Note: As an alternative to using RStudio on your local machine, you can use the Duke container: https://cmgr.oit.duke.edu/containers

Exercise

Explore the births14 data:

Using the data dictionary at the link above, classify the variables as numeric or categorical. Do the variables seem to be correctly structured in R?
Use the summary() function to determine if there are missing values in the dataset

Hypothetically…

Imagine that this dataset contains information about the entire population of interest (e.g., all babies born in Bull City). Then, say we have the following research question:

What is the relationship between length of pregnancy in weeks and weight of the baby in pounds in Bull City?

We can explore this relationship graphically:

ggplot(births14, aes(x=weeks, y=weight))+
  geom_point()+
  labs(x="length of pregnancy (weeks)", y="baby weight (lbs)") 
  #always use labels!

Linear Regression

To further characterize the relationship between length of pregnancy and baby weight, we can fit a line to the plot:

mod_bullcity <- linear_reg() |> 
  set_engine("lm") |>
  fit(weight ~ weeks, data=births14)

tidy(mod_bullcity, conf.int=TRUE)

Exercise

ggplot(births14, aes(x=weeks, y=weight))+
  geom_point()+
  labs(x="length of pregnancy (weeks)",y="baby weight (lbs)")+
  geom_smooth(method="lm",se=F)

Looking at the estimate column of the tidy output, how would you interpret the intercept here? how would you interpret the weeks estimate?

Standard error

To better conceptualize the standard error, consider the premise above that these data represent the entire city. Now imagine that we could not actually obtain all of these data. Instead, we were only able to obtain a sample of 200 babies. Using only a sample of 200, if we fit a line in the same way as above, we have many different lines that we could have obtained:

set.seed(823)
births_sample1 <- births14 |> slice_sample(n=200)

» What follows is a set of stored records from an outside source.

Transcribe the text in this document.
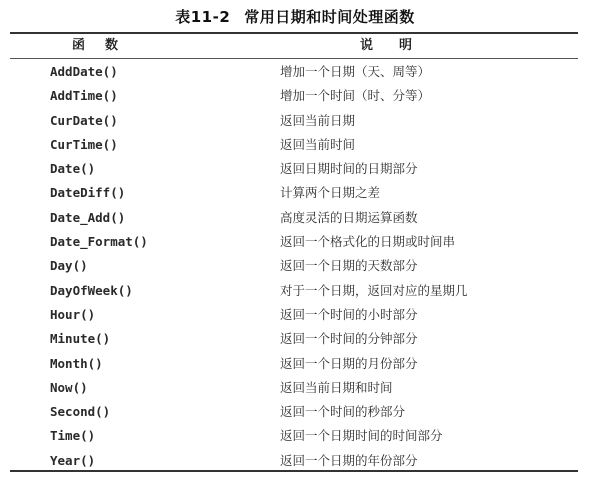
表11-2 常用日期和时间处理函数
函数	说明
AddDate()	增加一个日期（天、周等）
AddTime()	增加一个时间（时、分等）
CurDate()	返回当前日期
CurTime()	返回当前时间
Date()	返回日期时间的日期部分
DateDiff()	计算两个日期之差
Date_Add()	高度灵活的日期运算函数
Date_Format()	返回一个格式化的日期或时间串
Day()	返回一个日期的天数部分
DayOfWeek()	对于一个日期，返回对应的星期几
Hour()	返回一个时间的小时部分
Minute()	返回一个时间的分钟部分
Month()	返回一个日期的月份部分
Now()	返回当前日期和时间
Second()	返回一个时间的秒部分
Time()	返回一个日期时间的时间部分
Year()	返回一个日期的年份部分
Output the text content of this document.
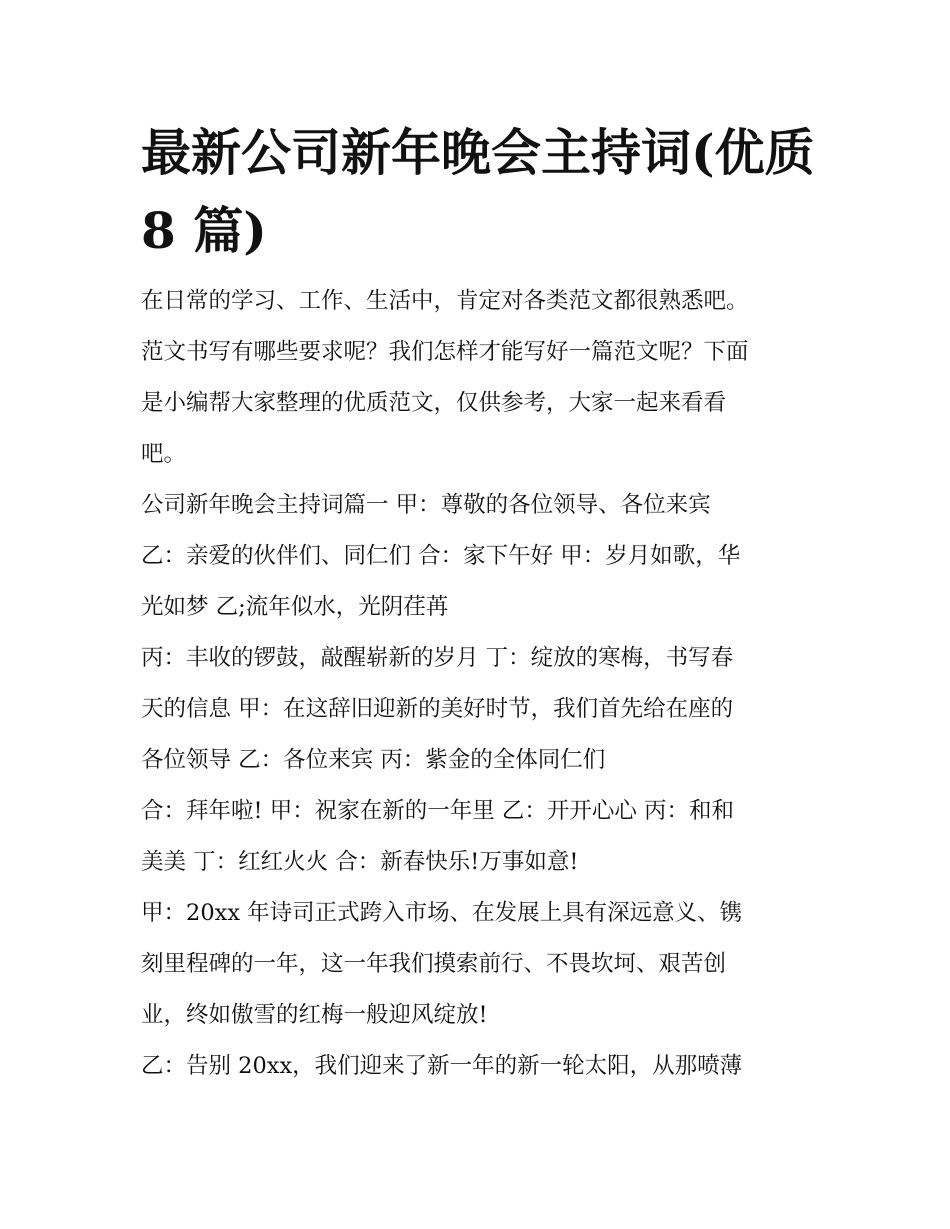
最新公司新年晚会主持词(优质
8 篇)
在日常的学习、工作、生活中，肯定对各类范文都很熟悉吧。
范文书写有哪些要求呢？我们怎样才能写好一篇范文呢？下面
是小编帮大家整理的优质范文，仅供参考，大家一起来看看
吧。
公司新年晚会主持词篇一 甲：尊敬的各位领导、各位来宾
乙：亲爱的伙伴们、同仁们 合：家下午好 甲：岁月如歌，华
光如梦 乙;流年似水，光阴荏苒
丙：丰收的锣鼓，敲醒崭新的岁月 丁：绽放的寒梅，书写春
天的信息 甲：在这辞旧迎新的美好时节，我们首先给在座的
各位领导 乙：各位来宾 丙：紫金的全体同仁们
合：拜年啦! 甲：祝家在新的一年里 乙：开开心心 丙：和和
美美 丁：红红火火 合：新春快乐!万事如意!
甲：20xx 年诗司正式跨入市场、在发展上具有深远意义、镌
刻里程碑的一年，这一年我们摸索前行、不畏坎坷、艰苦创
业，终如傲雪的红梅一般迎风绽放!
乙：告别 20xx，我们迎来了新一年的新一轮太阳，从那喷薄
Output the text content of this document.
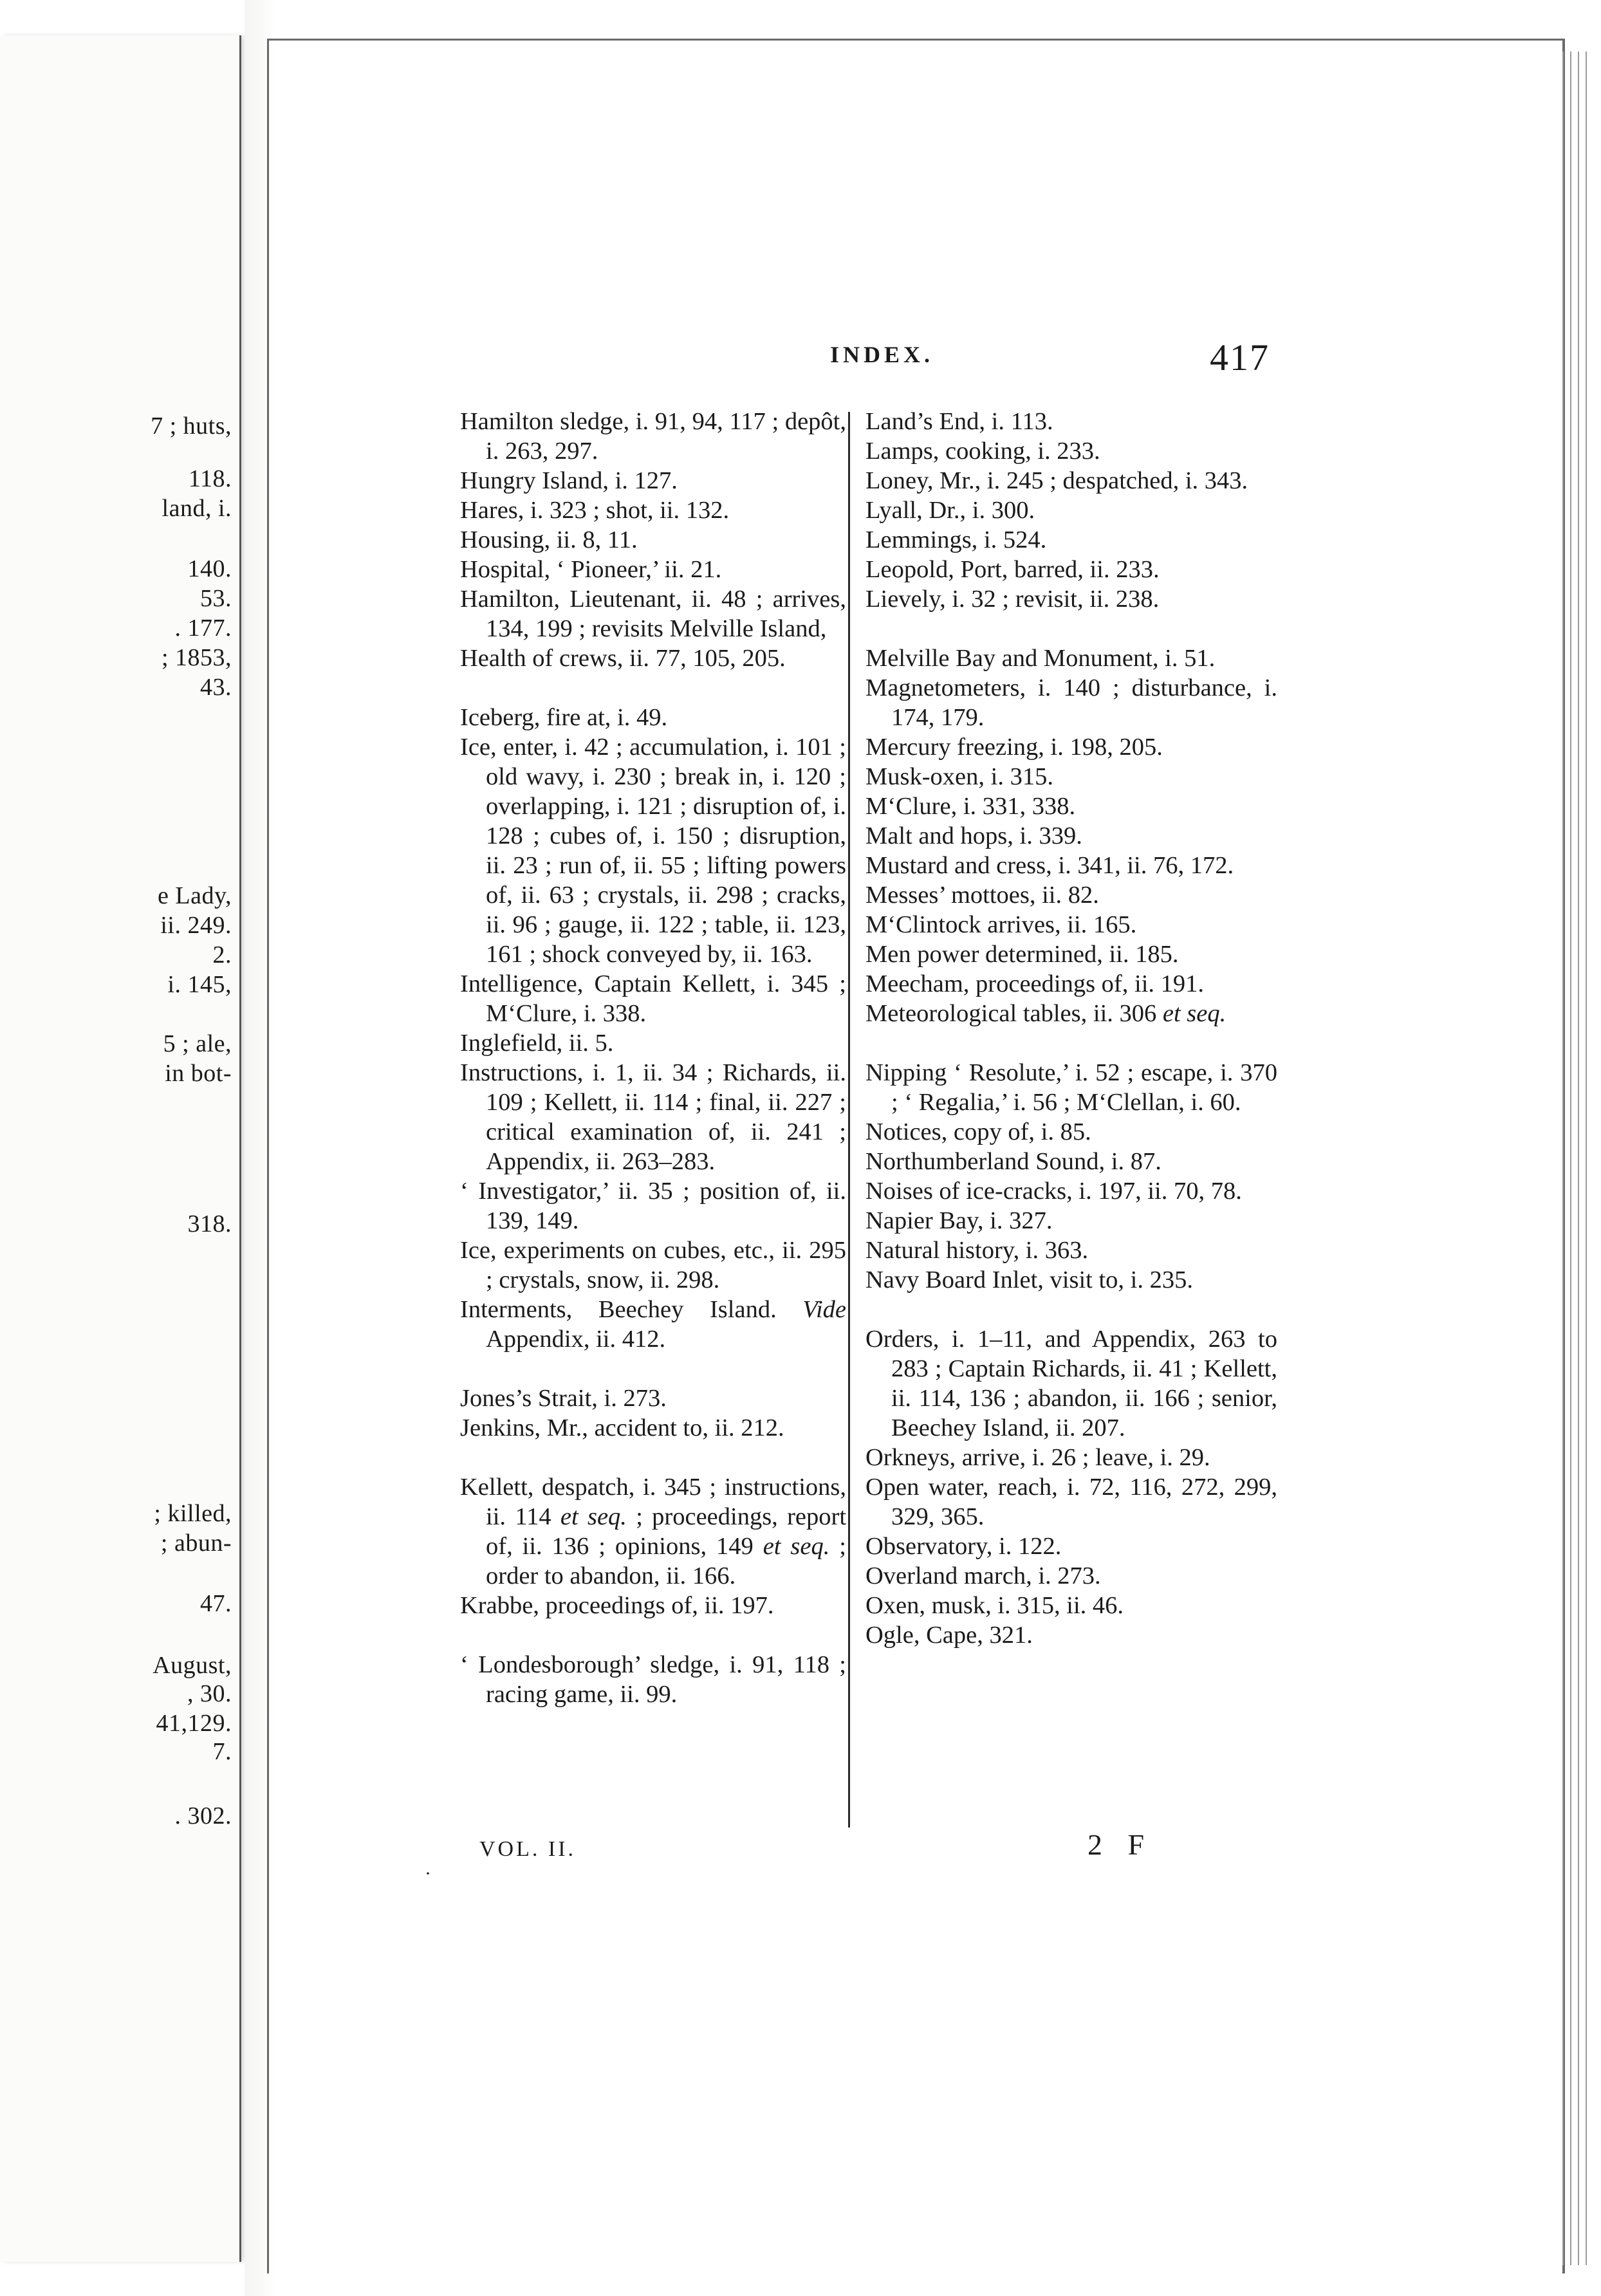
7 ; huts,
118.
land, i.
140.
53.
. 177.
; 1853,
43.
e Lady,
ii. 249.
2.
i. 145,
5 ; ale,
in bot-
318.
; killed,
; abun-
47.
August,
, 30.
41,129.
7.
. 302.
INDEX.	417
Hamilton sledge, i. 91, 94, 117 ; depôt, i. 263, 297.
Hungry Island, i. 127.
Hares, i. 323 ; shot, ii. 132.
Housing, ii. 8, 11.
Hospital, ‘ Pioneer,’ ii. 21.
Hamilton, Lieutenant, ii. 48 ; arrives, 134, 199 ; revisits Melville Island,
Health of crews, ii. 77, 105, 205.
Iceberg, fire at, i. 49.
Ice, enter, i. 42 ; accumulation, i. 101 ; old wavy, i. 230 ; break in, i. 120 ; overlapping, i. 121 ; disruption of, i. 128 ; cubes of, i. 150 ; disruption, ii. 23 ; run of, ii. 55 ; lifting powers of, ii. 63 ; crystals, ii. 298 ; cracks, ii. 96 ; gauge, ii. 122 ; table, ii. 123, 161 ; shock conveyed by, ii. 163.
Intelligence, Captain Kellett, i. 345 ; M‘Clure, i. 338.
Inglefield, ii. 5.
Instructions, i. 1, ii. 34 ; Richards, ii. 109 ; Kellett, ii. 114 ; final, ii. 227 ; critical examination of, ii. 241 ; Appendix, ii. 263–283.
‘ Investigator,’ ii. 35 ; position of, ii. 139, 149.
Ice, experiments on cubes, etc., ii. 295 ; crystals, snow, ii. 298.
Interments, Beechey Island. Vide Appendix, ii. 412.
Jones’s Strait, i. 273.
Jenkins, Mr., accident to, ii. 212.
Kellett, despatch, i. 345 ; instructions, ii. 114 et seq. ; proceedings, report of, ii. 136 ; opinions, 149 et seq. ; order to abandon, ii. 166.
Krabbe, proceedings of, ii. 197.
‘ Londesborough’ sledge, i. 91, 118 ; racing game, ii. 99.
Land’s End, i. 113.
Lamps, cooking, i. 233.
Loney, Mr., i. 245 ; despatched, i. 343.
Lyall, Dr., i. 300.
Lemmings, i. 524.
Leopold, Port, barred, ii. 233.
Lievely, i. 32 ; revisit, ii. 238.
Melville Bay and Monument, i. 51.
Magnetometers, i. 140 ; disturbance, i. 174, 179.
Mercury freezing, i. 198, 205.
Musk-oxen, i. 315.
M‘Clure, i. 331, 338.
Malt and hops, i. 339.
Mustard and cress, i. 341, ii. 76, 172.
Messes’ mottoes, ii. 82.
M‘Clintock arrives, ii. 165.
Men power determined, ii. 185.
Meecham, proceedings of, ii. 191.
Meteorological tables, ii. 306 et seq.
Nipping ‘ Resolute,’ i. 52 ; escape, i. 370 ; ‘ Regalia,’ i. 56 ; M‘Clellan, i. 60.
Notices, copy of, i. 85.
Northumberland Sound, i. 87.
Noises of ice-cracks, i. 197, ii. 70, 78.
Napier Bay, i. 327.
Natural history, i. 363.
Navy Board Inlet, visit to, i. 235.
Orders, i. 1–11, and Appendix, 263 to 283 ; Captain Richards, ii. 41 ; Kellett, ii. 114, 136 ; abandon, ii. 166 ; senior, Beechey Island, ii. 207.
Orkneys, arrive, i. 26 ; leave, i. 29.
Open water, reach, i. 72, 116, 272, 299, 329, 365.
Observatory, i. 122.
Overland march, i. 273.
Oxen, musk, i. 315, ii. 46.
Ogle, Cape, 321.
·
VOL. II.	2 F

ggplot(births_sample1, aes(x=weeks, y=weight))+
  geom_point()+
  labs(x="length of pregnancy (weeks)",y="baby weight (lbs)")+
  geom_smooth(method="lm",se=F)

mod_sample1 <- linear_reg() |> 
  set_engine("lm") |>
  fit(weight ~ weeks, data=births_sample1)

tidy(mod_sample1, conf.int=TRUE)

Exercise

Fill in the code below to simulate the process of taking 250 different samples and store the weeks coefficient estimate in a vector

weeks.coefs <- c() #create empty vector to store coefficient estimates

for(i in 1:250){ #create loop for 250 different samples
  print(i)
  set.seed(823+i) #set a unique seed each iteration
  
  #sample data
  births_sample <-
  
  #fit model
  mod_sample <- 
    
  #store output
  weeks.coefs[i] <- tidy(mod_sample)$estimate[2]
}

Now let’s plot the coefficient estimates we have for the 250 samples:

weeks.coefs.dat <- data.frame(weeks.coefs)

ggplot(weeks.coefs.dat, aes(x=weeks.coefs))+
  geom_histogram()+
  labs(x="weeks coefficient estimate")

We see that there is variability in the coefficient estimates for weeks. The standard deviation of this collection of possible estimates is the standard error of the estimate.

Confidence interval and p-value

We can also use this collection of estimates to provide a plausible range for the “true” coefficient value:

quantile(weeks.coefs, probs=c(.025,.975))

Or, we can look at the collection of estimates and see that none of them are 0. So, because we collected 250 different samples and none of them had a coefficient estimate of 0, we are quite confident that the “true” coefficient is not zero.

In reality, we typically cannot many samples from the same population. So, we often rely on assumptions related to probability distributions to derive confidence intervals and p-values.